Conosciamo Francesco Pira da lunga data per una comune militanza sul quotidiano La Sicilia di Catania. Ne abbiamo sempre apprezzato le lucide analisi sociologiche e non poche volte ci ha pure indirizzato piacevolmente sui misteri delle mondo digitale, dentro l’universo del Web ancora non del tutto esplorato e dove è facile perdersi, per chi non ha le pietruzze di Hansel e Gretel, che gli consentano il ritorno a casa.
Ora esce in libreria, per l’editore FrancoAngeli, “Figli delle app. Le nuove generazioni digital-popolari e social-dipendenti”, con prefazione di Boccia Artieri.
Che, già nella puntuale prefazione, introduce il lettore nel tema chiave: le trasformazioni in atto dovute all’avvento delle nuove tecnologie con cui bisogna fare i conti, anche chi apparentemente è refrattario. Dunque non più “generazione digitale”, come se questo nuovo mondo, al di là delle certezze del secolo scorso, appartenessero solo a loro, ma universo digitale, a portata e uso di tutti, perché è con le “app” che ormai si comunica, si scambiano le idee e pure, come scrisse Pira in un suo recente articolo, gli amori e gli incontri sentimentali.
E infatti il libro è dedicato, non solo “a tutte le vittime del cyberbullismo, del sexting, del revenge porn, del cutting e a chi ha perso la vita per inseguire una challenge”, ma anche a coloro che “usano le nuove tecnologie per trasmettere al mondo messaggi positivi e condividere conoscenza”.

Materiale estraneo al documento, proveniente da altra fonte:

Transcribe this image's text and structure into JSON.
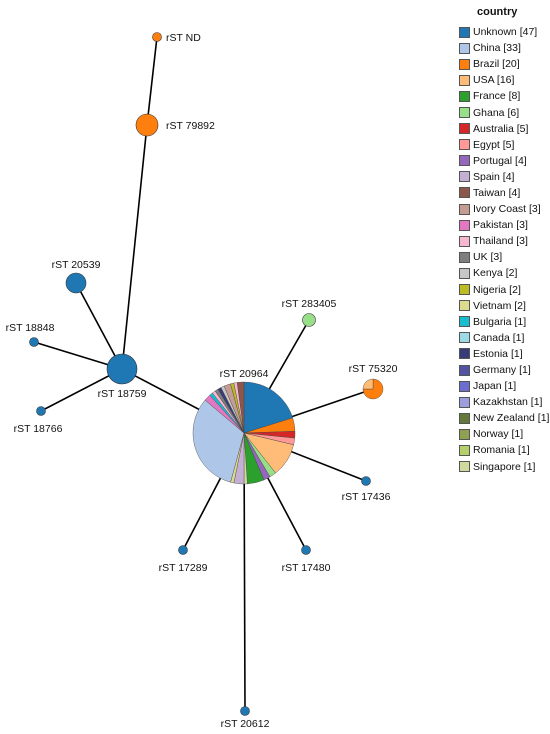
{
  "legend": {
    "title": "country",
    "items": [
      {
        "label": "Unknown [47]",
        "color": "#1f77b4"
      },
      {
        "label": "China [33]",
        "color": "#aec7e8"
      },
      {
        "label": "Brazil [20]",
        "color": "#ff7f0e"
      },
      {
        "label": "USA [16]",
        "color": "#ffbb78"
      },
      {
        "label": "France [8]",
        "color": "#2ca02c"
      },
      {
        "label": "Ghana [6]",
        "color": "#98df8a"
      },
      {
        "label": "Australia [5]",
        "color": "#d62728"
      },
      {
        "label": "Egypt [5]",
        "color": "#ff9896"
      },
      {
        "label": "Portugal [4]",
        "color": "#9467bd"
      },
      {
        "label": "Spain [4]",
        "color": "#c5b0d5"
      },
      {
        "label": "Taiwan [4]",
        "color": "#8c564b"
      },
      {
        "label": "Ivory Coast [3]",
        "color": "#c49c94"
      },
      {
        "label": "Pakistan [3]",
        "color": "#e377c2"
      },
      {
        "label": "Thailand [3]",
        "color": "#f7b6d2"
      },
      {
        "label": "UK [3]",
        "color": "#7f7f7f"
      },
      {
        "label": "Kenya [2]",
        "color": "#c7c7c7"
      },
      {
        "label": "Nigeria [2]",
        "color": "#bcbd22"
      },
      {
        "label": "Vietnam [2]",
        "color": "#dbdb8d"
      },
      {
        "label": "Bulgaria [1]",
        "color": "#17becf"
      },
      {
        "label": "Canada [1]",
        "color": "#9edae5"
      },
      {
        "label": "Estonia [1]",
        "color": "#393b79"
      },
      {
        "label": "Germany [1]",
        "color": "#5254a3"
      },
      {
        "label": "Japan [1]",
        "color": "#6b6ecf"
      },
      {
        "label": "Kazakhstan [1]",
        "color": "#9c9ede"
      },
      {
        "label": "New Zealand [1]",
        "color": "#637939"
      },
      {
        "label": "Norway [1]",
        "color": "#8ca252"
      },
      {
        "label": "Romania [1]",
        "color": "#b5cf6b"
      },
      {
        "label": "Singapore [1]",
        "color": "#cedb9c"
      }
    ]
  },
  "nodes": [
    {
      "id": "n20964",
      "label": "rST 20964",
      "pie": [
        {
          "country": "Unknown",
          "count": 19
        },
        {
          "country": "Brazil",
          "count": 4
        },
        {
          "country": "Australia",
          "count": 2
        },
        {
          "country": "Egypt",
          "count": 2
        },
        {
          "country": "USA",
          "count": 10
        },
        {
          "country": "Ghana",
          "count": 2
        },
        {
          "country": "Portugal",
          "count": 2
        },
        {
          "country": "France",
          "count": 5
        },
        {
          "country": "Singapore",
          "count": 1
        },
        {
          "country": "Spain",
          "count": 3
        },
        {
          "country": "Vietnam",
          "count": 1
        },
        {
          "country": "China",
          "count": 30
        },
        {
          "country": "Pakistan",
          "count": 2
        },
        {
          "country": "Bulgaria",
          "count": 1
        },
        {
          "country": "Thailand",
          "count": 1
        },
        {
          "country": "UK",
          "count": 1
        },
        {
          "country": "Estonia",
          "count": 1
        },
        {
          "country": "Kenya",
          "count": 1
        },
        {
          "country": "Ivory Coast",
          "count": 2
        },
        {
          "country": "Nigeria",
          "count": 1
        },
        {
          "country": "Thailand",
          "count": 1
        },
        {
          "country": "Taiwan",
          "count": 2
        }
      ]
    },
    {
      "id": "n18759",
      "label": "rST 18759",
      "pie": [
        {
          "country": "Unknown",
          "count": 9
        }
      ]
    },
    {
      "id": "n20539",
      "label": "rST 20539",
      "pie": [
        {
          "country": "Unknown",
          "count": 4
        }
      ]
    },
    {
      "id": "n79892",
      "label": "rST 79892",
      "pie": [
        {
          "country": "Brazil",
          "count": 4
        }
      ]
    },
    {
      "id": "nND",
      "label": "rST ND",
      "pie": [
        {
          "country": "Brazil",
          "count": 1
        }
      ]
    },
    {
      "id": "n18848",
      "label": "rST 18848",
      "pie": [
        {
          "country": "Unknown",
          "count": 1
        }
      ]
    },
    {
      "id": "n18766",
      "label": "rST 18766",
      "pie": [
        {
          "country": "Unknown",
          "count": 1
        }
      ]
    },
    {
      "id": "n283405",
      "label": "rST 283405",
      "pie": [
        {
          "country": "Ghana",
          "count": 1
        }
      ]
    },
    {
      "id": "n75320",
      "label": "rST 75320",
      "pie": [
        {
          "country": "Brazil",
          "count": 3
        },
        {
          "country": "USA",
          "count": 1
        }
      ]
    },
    {
      "id": "n17436",
      "label": "rST 17436",
      "pie": [
        {
          "country": "Unknown",
          "count": 1
        }
      ]
    },
    {
      "id": "n17480",
      "label": "rST 17480",
      "pie": [
        {
          "country": "Unknown",
          "count": 1
        }
      ]
    },
    {
      "id": "n17289",
      "label": "rST 17289",
      "pie": [
        {
          "country": "Unknown",
          "count": 1
        }
      ]
    },
    {
      "id": "n20612",
      "label": "rST 20612",
      "pie": [
        {
          "country": "Unknown",
          "count": 1
        }
      ]
    }
  ],
  "edges": [
    [
      "nND",
      "n79892"
    ],
    [
      "n79892",
      "n18759"
    ],
    [
      "n20539",
      "n18759"
    ],
    [
      "n18848",
      "n18759"
    ],
    [
      "n18766",
      "n18759"
    ],
    [
      "n18759",
      "n20964"
    ],
    [
      "n20964",
      "n283405"
    ],
    [
      "n20964",
      "n75320"
    ],
    [
      "n20964",
      "n17436"
    ],
    [
      "n20964",
      "n17480"
    ],
    [
      "n20964",
      "n17289"
    ],
    [
      "n20964",
      "n20612"
    ]
  ]
}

Il libro dunque, utile per chi a scuola ogni giorno, e soprattutto in periodo di Dad, analizza le trasformazioni in atto, ma su basi scientifiche, entrando nel mondo dei modelli comunicativi di preadolescenti e adolescenti che ormai si muovono dentro una dimensione social quotidiana, producendo contenuti, creatività e perfino l’e-learning.
Da qui pure i risultati di una indagine, condotta durante il primo lockdown, che ha coinvolto in totale 1.858 ragazze e ragazzi delle secondarie di primo e secondo grado. Ebbene quasi tutti, il 96,6%, posseggono uno smartphone, oltre l’88,8% ha un computer grazie ai quali però tendono a isolarsi, mentre il 69% ha dichiarato di avere un profilo social falso, tra Instagram, Whatsapp e Facebook.
E su questi dati entra l’analisi sociologica: nell’era liquido-moderna l’inganno è diventato centrale nei processi di comprensione del reale, e la distinzione tra vero e falso non è più percepita. Un campanello di allarme, non solo per i genitori, ma anche per gli insegnanti.
Altro dato riguarda l’ iper-comunicazione, la vetrinizzazione dell’io e la sistematica manipolazione, consapevole o meno, della realtà, con impatti profondi sulle dinamiche di sviluppo della società nel suo complesso.
“Un percorso attraverso generazioni che si sono evolute all’interno di ambienti sempre più tecnologici, spesso da soli, e che oggi sono gli adulti appena diventati genitori, tutti accomunati nell’evidente dicotomia tra connessione e relazione. Un uso della tecnologia – precisa Pira- che ci mostra come l’intuitività, l’immediatezza siano gli aspetti prevalenti che di fatto sembrano annullare quasi del tutto lo spazio per comprendere il contesto prima di agire. Così, l’azione viene prima della riflessione, che genera una risposta emotiva immediata e mediata dallo schermo”.
Per questo appare anche utile la citazione di una frase di Giovanni Bosco che di educazione dei giovani se ne intendeva: “Dalla buona o dalla cattiva educazione della gioventù dipende un buon o un triste avvenire della società”.
Ecco il nocciolo del libro: l’avvenire della società, sempre più connessa ma guai a perdere quel filo che unisce “i figli delle stelle” con i “figli delle app”, la capacità di sognare universi oltremondani con l’abilità a usare la grandiosa e invisibile rete del world wide web.